My mother stumbles upon Nora Gedgaugus’s book Primal Body, Primal Mind.  Duh, she says.  Duh.
She recalls that Atkins was fairly effective for her and she stops eating carbs immediately.  She drops grains and alcohol, too.  And she loses … 40, would you say, mom?… 40 pounds over the course of six months.  Not stopping there, she pursues more optimal health.  She reads about supplements (in addition to all the ones her doctors got her on already).  She takes fish oil, eats tons of fat, supplements with vitamin D, and then on occasion with iodine, vitamin K, vitamin C, selenium, magnesium, and calcium, depending on what benefit she’s chasing.
In weeks, her knee pain lessens.  A few more and it’s gone.  In six months she’s buying a new bike–riding was something she loved enormously but had given up on years before–and in eighteen months she’s buying a hell of a road bike, wanting to push and to fly and to ride and to feel free and exercise her incredibly beautiful, well-running, machine of a 55 year old body.  Today, she is bringing home her new bike.  I could not, possibly, be more excited.

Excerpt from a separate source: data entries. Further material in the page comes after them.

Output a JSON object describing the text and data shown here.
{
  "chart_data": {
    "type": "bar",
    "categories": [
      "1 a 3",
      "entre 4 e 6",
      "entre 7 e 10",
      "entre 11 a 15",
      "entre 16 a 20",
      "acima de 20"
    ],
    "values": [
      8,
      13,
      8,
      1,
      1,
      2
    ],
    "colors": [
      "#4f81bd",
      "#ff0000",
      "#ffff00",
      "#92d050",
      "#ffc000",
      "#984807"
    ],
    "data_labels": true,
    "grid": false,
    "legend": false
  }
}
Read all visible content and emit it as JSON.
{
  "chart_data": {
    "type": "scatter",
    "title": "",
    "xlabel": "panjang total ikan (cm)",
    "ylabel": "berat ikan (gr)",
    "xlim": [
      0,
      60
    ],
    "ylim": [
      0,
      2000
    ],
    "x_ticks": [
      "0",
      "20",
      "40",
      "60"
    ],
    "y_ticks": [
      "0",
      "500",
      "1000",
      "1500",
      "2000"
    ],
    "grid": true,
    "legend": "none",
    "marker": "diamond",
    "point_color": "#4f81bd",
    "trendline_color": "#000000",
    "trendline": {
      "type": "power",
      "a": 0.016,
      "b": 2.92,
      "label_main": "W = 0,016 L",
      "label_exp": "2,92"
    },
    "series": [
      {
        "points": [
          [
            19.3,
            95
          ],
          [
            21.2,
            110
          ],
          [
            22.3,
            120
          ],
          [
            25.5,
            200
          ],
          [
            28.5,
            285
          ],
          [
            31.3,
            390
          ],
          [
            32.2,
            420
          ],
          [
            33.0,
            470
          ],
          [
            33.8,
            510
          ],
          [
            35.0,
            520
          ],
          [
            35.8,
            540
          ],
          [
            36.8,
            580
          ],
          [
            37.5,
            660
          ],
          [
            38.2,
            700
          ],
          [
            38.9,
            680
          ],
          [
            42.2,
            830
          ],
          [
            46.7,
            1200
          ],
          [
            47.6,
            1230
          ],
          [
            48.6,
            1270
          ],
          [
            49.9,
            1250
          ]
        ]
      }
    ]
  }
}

Moreover, while on the paleo diet, my mother weaned herself off of the replacement thyroid hormones.  She no longer has hot flashes, which she did on the old diet and on the thyroid hormones.  She is eating far more than she ever did on a higher carbohydrate diet, and getting to enjoy it like crazy.  This means she gets to ingest more nutrients , and be fit at the same time!  She is also dealing with circulation, problems, we think, but supplementing with iodine is currently helping and all of her research, online and in bookstores, where she just read a million books, and in doctor’s offices is going to lead her to even more optimal health.  I know it.

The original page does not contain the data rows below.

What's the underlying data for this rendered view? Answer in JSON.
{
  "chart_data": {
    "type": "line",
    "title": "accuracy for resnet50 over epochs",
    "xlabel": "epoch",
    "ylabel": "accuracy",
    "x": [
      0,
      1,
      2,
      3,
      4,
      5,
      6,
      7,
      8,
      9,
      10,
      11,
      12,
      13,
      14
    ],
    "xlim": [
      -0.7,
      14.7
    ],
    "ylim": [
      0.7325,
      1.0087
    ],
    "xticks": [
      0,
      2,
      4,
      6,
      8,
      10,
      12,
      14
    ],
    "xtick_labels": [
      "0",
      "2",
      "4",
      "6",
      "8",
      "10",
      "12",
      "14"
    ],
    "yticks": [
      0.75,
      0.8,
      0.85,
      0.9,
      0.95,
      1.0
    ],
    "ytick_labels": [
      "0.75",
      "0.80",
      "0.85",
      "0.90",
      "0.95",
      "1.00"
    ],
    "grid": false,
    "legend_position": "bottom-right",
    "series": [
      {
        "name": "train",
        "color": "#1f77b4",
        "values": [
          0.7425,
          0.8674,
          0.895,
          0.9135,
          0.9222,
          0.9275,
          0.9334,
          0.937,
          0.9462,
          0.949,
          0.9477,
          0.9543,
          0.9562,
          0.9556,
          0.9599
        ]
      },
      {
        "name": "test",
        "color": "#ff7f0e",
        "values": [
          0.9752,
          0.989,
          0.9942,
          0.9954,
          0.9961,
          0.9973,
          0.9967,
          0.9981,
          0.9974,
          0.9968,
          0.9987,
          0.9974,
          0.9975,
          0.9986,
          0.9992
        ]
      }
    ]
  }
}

Finally, mom saved my life.  She never pushed, ever, but when she saw my deteriorated mental and physical health, she said: “Stef, I know I’ve been pursuing and following all these different diets my whole life, but this one is different, and please, please just take a look at this one book.  It might change your life.”  And it did.

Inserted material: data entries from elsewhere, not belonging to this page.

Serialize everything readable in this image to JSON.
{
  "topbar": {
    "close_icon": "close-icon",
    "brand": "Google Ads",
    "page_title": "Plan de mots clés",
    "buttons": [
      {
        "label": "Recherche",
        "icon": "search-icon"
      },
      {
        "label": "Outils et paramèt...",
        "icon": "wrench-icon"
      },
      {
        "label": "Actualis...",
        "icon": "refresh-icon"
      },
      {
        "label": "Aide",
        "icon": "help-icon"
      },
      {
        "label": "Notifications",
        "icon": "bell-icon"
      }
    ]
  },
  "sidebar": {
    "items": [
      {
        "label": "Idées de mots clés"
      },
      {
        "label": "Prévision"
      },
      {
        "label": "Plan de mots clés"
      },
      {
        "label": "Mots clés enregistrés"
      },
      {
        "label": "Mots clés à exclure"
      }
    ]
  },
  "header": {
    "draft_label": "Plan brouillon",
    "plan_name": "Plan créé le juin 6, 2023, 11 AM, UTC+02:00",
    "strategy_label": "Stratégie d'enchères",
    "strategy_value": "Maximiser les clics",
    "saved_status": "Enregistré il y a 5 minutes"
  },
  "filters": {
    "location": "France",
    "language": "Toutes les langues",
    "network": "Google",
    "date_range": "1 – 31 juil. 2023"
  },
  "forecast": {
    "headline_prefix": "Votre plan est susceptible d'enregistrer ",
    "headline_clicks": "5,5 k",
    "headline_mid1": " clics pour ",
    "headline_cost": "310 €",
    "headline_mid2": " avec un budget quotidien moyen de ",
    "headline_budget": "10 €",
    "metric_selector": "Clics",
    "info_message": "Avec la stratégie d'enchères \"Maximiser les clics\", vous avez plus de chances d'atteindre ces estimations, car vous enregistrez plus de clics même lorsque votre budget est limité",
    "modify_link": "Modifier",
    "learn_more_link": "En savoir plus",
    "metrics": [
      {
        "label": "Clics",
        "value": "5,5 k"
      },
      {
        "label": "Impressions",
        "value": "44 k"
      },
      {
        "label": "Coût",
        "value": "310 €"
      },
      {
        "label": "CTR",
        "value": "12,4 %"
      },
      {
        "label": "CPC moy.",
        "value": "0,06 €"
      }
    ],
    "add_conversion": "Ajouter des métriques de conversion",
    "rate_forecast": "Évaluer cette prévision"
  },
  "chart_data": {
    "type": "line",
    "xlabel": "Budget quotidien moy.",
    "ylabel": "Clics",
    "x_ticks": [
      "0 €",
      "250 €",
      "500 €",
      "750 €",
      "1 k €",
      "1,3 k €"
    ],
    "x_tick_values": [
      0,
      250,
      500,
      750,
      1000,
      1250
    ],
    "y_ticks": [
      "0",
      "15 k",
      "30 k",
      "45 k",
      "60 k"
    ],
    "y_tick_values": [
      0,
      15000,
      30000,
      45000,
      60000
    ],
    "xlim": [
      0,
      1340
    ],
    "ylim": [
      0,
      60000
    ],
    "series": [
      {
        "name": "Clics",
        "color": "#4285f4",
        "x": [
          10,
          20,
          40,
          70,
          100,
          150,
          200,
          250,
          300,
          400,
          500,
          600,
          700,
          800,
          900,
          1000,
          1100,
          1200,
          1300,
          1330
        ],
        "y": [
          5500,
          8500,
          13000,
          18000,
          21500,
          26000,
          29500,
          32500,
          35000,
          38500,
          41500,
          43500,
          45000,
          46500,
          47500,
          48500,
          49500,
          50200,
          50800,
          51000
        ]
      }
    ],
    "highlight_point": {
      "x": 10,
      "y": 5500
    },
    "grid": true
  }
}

Today, my mother and I are paleo warriors together.  I am beginning my nutrition certification, and she is being certified in physical fitness and wellness for senior citizens.  We both believe fiercely in the power of health and of exploring said health, and are stepping into the future armed as well as we can.  Moreover, we help each other research each others problems.  She helps me with my thyroid and my PCOS, and I help her with more detailed scientific information and all the goodies I get my hands on.  We are natural, now, and we are determined, and we are experimenting and learning and growing together.  Which is the true name of the game.  The lesson my mother teaches the world, here, is that your life is in your own hands. Trust doctors, but trust yourself and your body and your feelings more.  Be educated.  Experiment.  What feels right, and what doesn’t?  Don’t stop looking.  There’s a reason you’re not feeling well, and it’s out there, and you’re going to find it so long as you don’t give up.  My mother is a self-innovator, a lover, a giver, and a fighter. She owns her life, and she owns her health, and I could not, could not, possibly admire anything more.
Grok on, mom.  It’s people like you that make the world a rockin’, beautiful place.